What’s inside a nanosensor?

Since I arrived, I’ve heard a lot of talk about Heather Clark’s nano-sensors around campus. I finally got the chance to meet her this morning and learn more about her work. By now, most of the Northeastern community is familiar with the smart-phone app that a couple of Clark’s grad students designed to help people monitor their blood sugar levels. She gave me an insider’s look at what’s actually going inside the particles that glow in varying intensity based on the glucose concentration in a person’s blood*.

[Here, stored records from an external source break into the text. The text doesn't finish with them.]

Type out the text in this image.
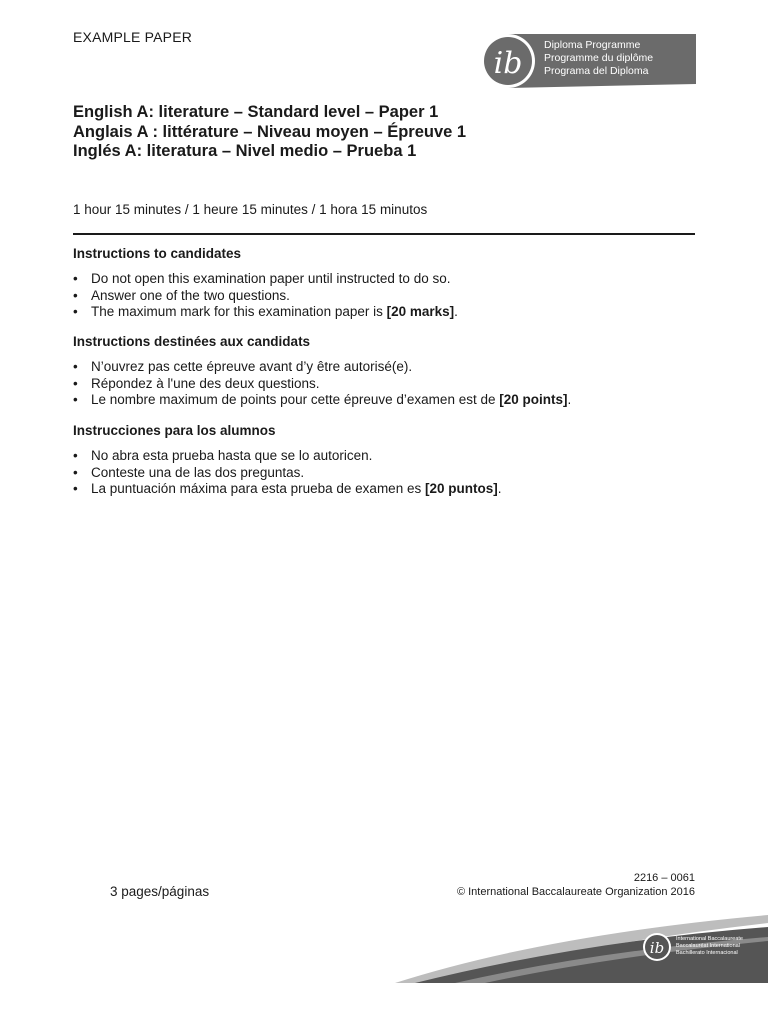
EXAMPLE PAPER
ib
Diploma Programme
Programme du diplôme
Programa del Diploma
English A: literature – Standard level – Paper 1
Anglais A : littérature – Niveau moyen – Épreuve 1
Inglés A: literatura – Nivel medio – Prueba 1
1 hour 15 minutes / 1 heure 15 minutes / 1 hora 15 minutos
Instructions to candidates
• Do not open this examination paper until instructed to do so.
• Answer one of the two questions.
• The maximum mark for this examination paper is [20 marks].
Instructions destinées aux candidats
• N’ouvrez pas cette épreuve avant d’y être autorisé(e).
• Répondez à l'une des deux questions.
• Le nombre maximum de points pour cette épreuve d’examen est de [20 points].
Instrucciones para los alumnos
• No abra esta prueba hasta que se lo autoricen.
• Conteste una de las dos preguntas.
• La puntuación máxima para esta prueba de examen es [20 puntos].
3 pages/páginas
2216 – 0061
© International Baccalaureate Organization 2016
ib International Baccalaureate
Baccalauréat International
Bachillerato Internacional
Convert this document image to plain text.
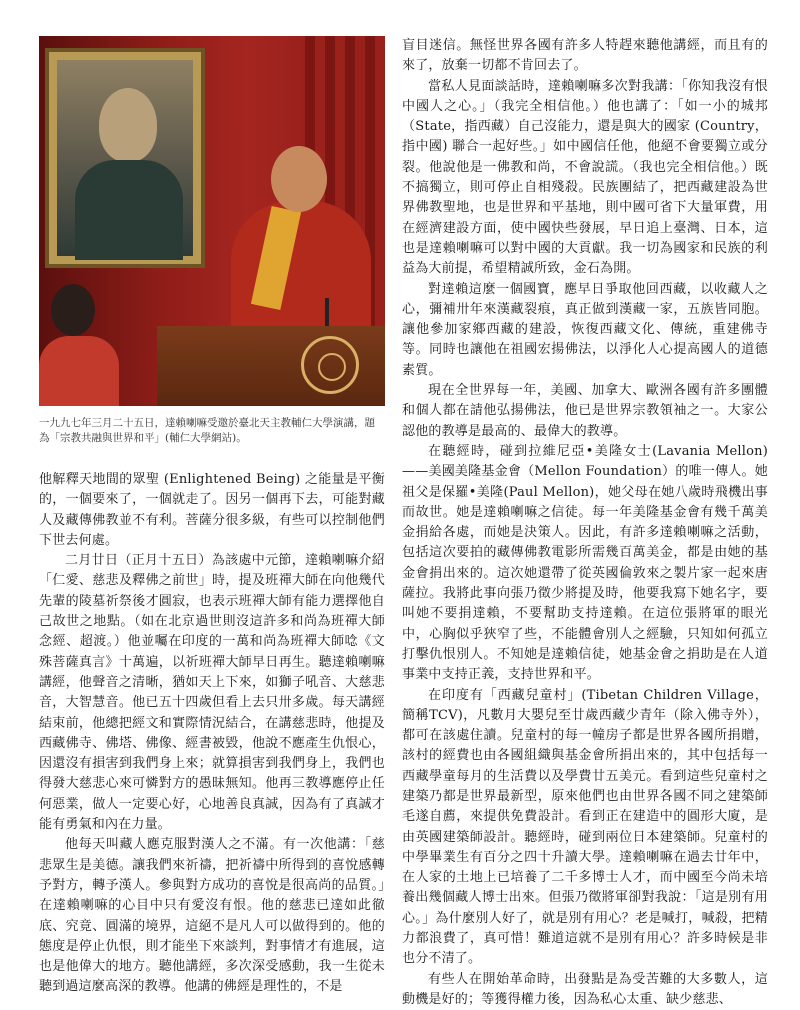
一九九七年三月二十五日，達賴喇嘛受邀於臺北天主教輔仁大學演講，題為「宗教共融與世界和平」(輔仁大學網站)。

他解釋天地間的眾聖 (Enlightened Being) 之能量是平衡的，一個要來了，一個就走了。因另一個再下去，可能對藏人及藏傳佛教並不有利。菩薩分很多級，有些可以控制他們下世去何處。

二月廿日（正月十五日）為該處中元節，達賴喇嘛介紹「仁愛、慈悲及釋佛之前世」時，提及班禪大師在向他幾代先輩的陵墓祈祭後才圓寂，也表示班禪大師有能力選擇他自己故世之地點。（如在北京過世則沒這許多和尚為班禪大師念經、超渡。）他並囑在印度的一萬和尚為班禪大師唸《文殊菩薩真言》十萬遍，以祈班禪大師早日再生。聽達賴喇嘛講經，他聲音之清晰，猶如天上下來，如獅子吼音、大慈悲音，大智慧音。他已五十四歲但看上去只卅多歲。每天講經結束前，他總把經文和實際情況結合，在講慈悲時，他提及西藏佛寺、佛塔、佛像、經書被毀，他說不應產生仇恨心，因還沒有損害到我們身上來；就算損害到我們身上，我們也得發大慈悲心來可憐對方的愚昧無知。他再三教導應停止任何惡業，做人一定要心好，心地善良真誠，因為有了真誠才能有勇氣和內在力量。

他每天叫藏人應克服對漢人之不滿。有一次他講：「慈悲眾生是美德。讓我們來祈禱，把祈禱中所得到的喜悅感轉予對方，轉予漢人。參與對方成功的喜悅是很高尚的品質。」在達賴喇嘛的心目中只有愛沒有恨。他的慈悲已達如此徹底、究竟、圓滿的境界，這絕不是凡人可以做得到的。他的態度是停止仇恨，則才能坐下來談判，對事情才有進展，這也是他偉大的地方。聽他講經，多次深受感動，我一生從未聽到過這麼高深的教導。他講的佛經是理性的，不是

盲目迷信。無怪世界各國有許多人特趕來聽他講經，而且有的來了，放棄一切都不肯回去了。

當私人見面談話時，達賴喇嘛多次對我講：「你知我沒有恨中國人之心。」（我完全相信他。）他也講了：「如一小的城邦（State，指西藏）自己沒能力，還是與大的國家 (Country，指中國) 聯合一起好些。」如中國信任他，他絕不會要獨立或分裂。他說他是一佛教和尚，不會說謊。（我也完全相信他。）既不搞獨立，則可停止自相殘殺。民族團結了，把西藏建設為世界佛教聖地，也是世界和平基地，則中國可省下大量軍費，用在經濟建設方面，使中國快些發展，早日追上臺灣、日本，這也是達賴喇嘛可以對中國的大貢獻。我一切為國家和民族的利益為大前提，希望精誠所致，金石為開。

對達賴這麼一個國寶，應早日爭取他回西藏，以收藏人之心，彌補卅年來漢藏裂痕，真正做到漢藏一家，五族皆同胞。讓他參加家鄉西藏的建設，恢復西藏文化、傳統，重建佛寺等。同時也讓他在祖國宏揚佛法，以淨化人心提高國人的道德素質。

現在全世界每一年，美國、加拿大、歐洲各國有許多團體和個人都在請他弘揚佛法，他已是世界宗教領袖之一。大家公認他的教導是最高的、最偉大的教導。

在聽經時，碰到拉維尼亞•美隆女士(Lavania Mellon)——美國美隆基金會（Mellon Foundation）的唯一傳人。她祖父是保羅•美隆(Paul Mellon)，她父母在她八歲時飛機出事而故世。她是達賴喇嘛之信徒。每一年美隆基金會有幾千萬美金捐給各處，而她是決策人。因此，有許多達賴喇嘛之活動，包括這次要拍的藏傳佛教電影所需幾百萬美金，都是由她的基金會捐出來的。這次她還帶了從英國倫敦來之製片家一起來唐薩拉。我將此事向張乃徵少將提及時，他要我寫下她名字，要叫她不要捐達賴，不要幫助支持達賴。在這位張將軍的眼光中，心胸似乎狹窄了些，不能體會別人之經驗，只知如何孤立打擊仇恨別人。不知她是達賴信徒，她基金會之捐助是在人道事業中支持正義，支持世界和平。

在印度有「西藏兒童村」(Tibetan Children Village，簡稱TCV)，凡數月大嬰兒至廿歲西藏少青年（除入佛寺外），都可在該處住讀。兒童村的每一幢房子都是世界各國所捐贈，該村的經費也由各國組織與基金會所捐出來的，其中包括每一西藏學童每月的生活費以及學費廿五美元。看到這些兒童村之建築乃都是世界最新型，原來他們也由世界各國不同之建築師毛遂自薦，來提供免費設計。看到正在建造中的圓形大廈，是由英國建築師設計。聽經時，碰到兩位日本建築師。兒童村的中學畢業生有百分之四十升讀大學。達賴喇嘛在過去廿年中，在人家的土地上已培養了二千多博士人才，而中國至今尚未培養出幾個藏人博士出來。但張乃徵將軍卻對我說：「這是別有用心。」為什麼別人好了，就是別有用心？老是喊打，喊殺，把精力都浪費了，真可惜！難道這就不是別有用心？許多時候是非也分不清了。

有些人在開始革命時，出發點是為受苦難的大多數人，這動機是好的；等獲得權力後，因為私心太重、缺少慈悲、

The particles are made out of a biocompatible polymer and an “oily” plasticizer. All the normal plastic things we’re familiar with have some amount of plasticizer in them, more rigid materials have less; materials with more plasticizer are, well, more “plastic,” or flexible. Since Clark’s nanoparticles are so rich in the stuff, they’re rather dynamic. Molecules in the surrounding solution can pulled into the particle under the right conditions.

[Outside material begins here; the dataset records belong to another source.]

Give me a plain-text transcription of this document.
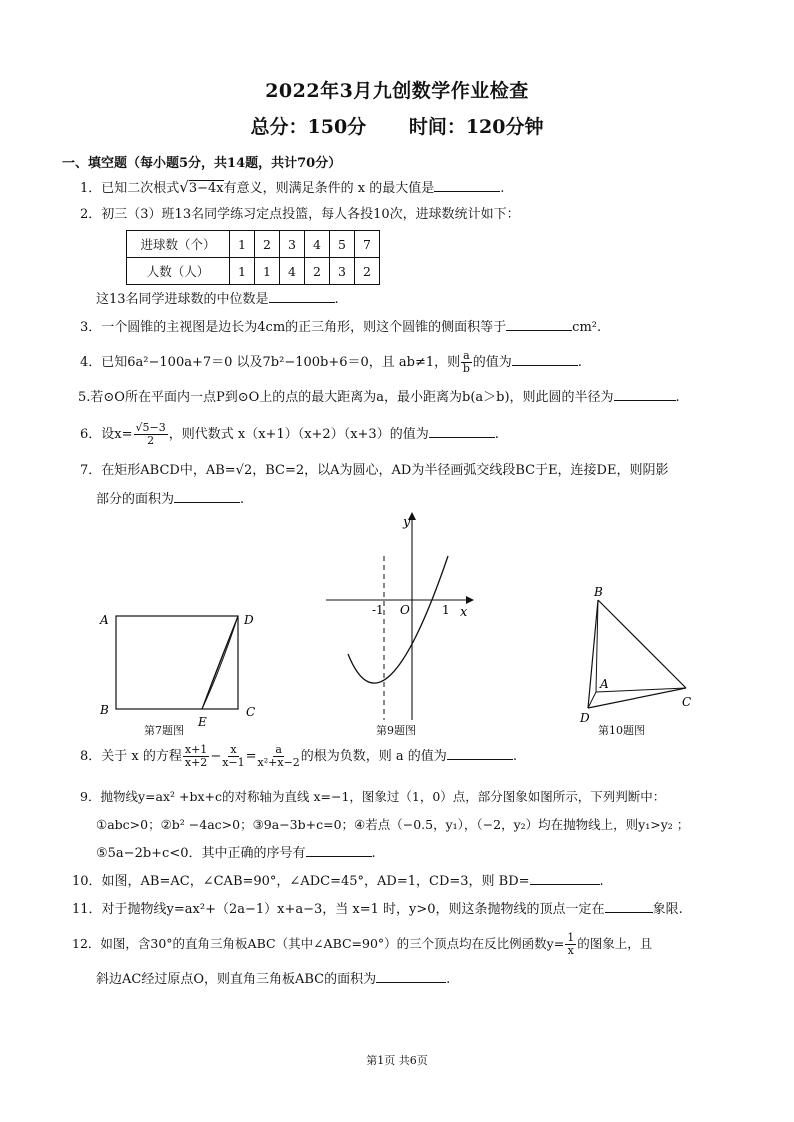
2022年3月九创数学作业检查
总分：150分 时间：120分钟
一、填空题（每小题5分，共14题，共计70分）
1．已知二次根式√3−4x有意义，则满足条件的 x 的最大值是	.
2．初三（3）班13名同学练习定点投篮，每人各投10次，进球数统计如下：
进球数（个）	1	2	3	4	5	7
人数（人）	1	1	4	2	3	2
这13名同学进球数的中位数是	.
3．一个圆锥的主视图是边长为4cm的正三角形，则这个圆锥的侧面积等于	cm².
4．已知6a²−100a+7＝0 以及7b²−100b+6＝0，且 ab≠1，则 $\frac{a}{b}$ 的值为	.
5.若⊙O所在平面内一点P到⊙O上的点的最大距离为a，最小距离为b(a＞b)，则此圆的半径为	.
6．设$x= \frac{√5-3}{2}$ ，则代数式 x（x+1）（x+2）（x+3）的值为	.
7．在矩形ABCD中，AB=√2，BC=2，以A为圆心，AD为半径画弧交线段BC于E，连接DE，则阴影
部分的面积为	.
A	D
B	C
E
第7题图
y
x
O
-1	1
第9题图
B
A
C
D
第10题图
8．关于 x 的方程 $\frac{x+1}{x+2} - \frac{x}{x-1} = \frac{a}{\text{x²+x−2}}$ 的根为负数，则 a 的值为	.
9．抛物线y=ax² +bx+c的对称轴为直线 x=−1，图象过（1，0）点，部分图象如图所示，下列判断中：
①abc>0；②b² −4ac>0；③9a−3b+c=0；④若点（−0.5，y₁），（−2，y₂）均在抛物线上，则y₁>y₂ ；
⑤5a−2b+c<0．其中正确的序号有	.
10．如图，AB=AC，∠CAB=90°，∠ADC=45°，AD=1，CD=3，则 BD=	.
11．对于抛物线y=ax²+（2a−1）x+a−3，当 x=1 时，y>0，则这条抛物线的顶点一定在	象限.
12．如图，含30°的直角三角板ABC（其中∠ABC=90°）的三个顶点均在反比例函数$y= \frac{1}{x}$ 的图象上，且
斜边AC经过原点O，则直角三角板ABC的面积为	.
第1页 共6页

Inside the particle, there is a fluorescent dye and a molecule called boronic acid. The boronic acid, which likes to bind with glucose, pulls the molecule inside. The binding of glucose to boronic acid activates the dye. So, the more glucose, the more bound boronic acid; the more bound boronic acid, the more fluorescence!

Clark is also developing sodium sensing particles that can detect differences in the way healthy and unhealthy cardiac cells beat (yes, the cells themselves actually beat….super cool, right?!). In this case the particle contains a neutralizer, which keeps the particle at a constant neutral charge. When the positively charged sodium ion busts on the scene, the particle must lose a proton somewhere else in order to maintain neutrality. Detection of that lost proton affords the sensing capacity this time.

*Don’t worry, it doesn’t happen spontaneously! You have to shine light on the area of the particle injection in order for the glowing to occur.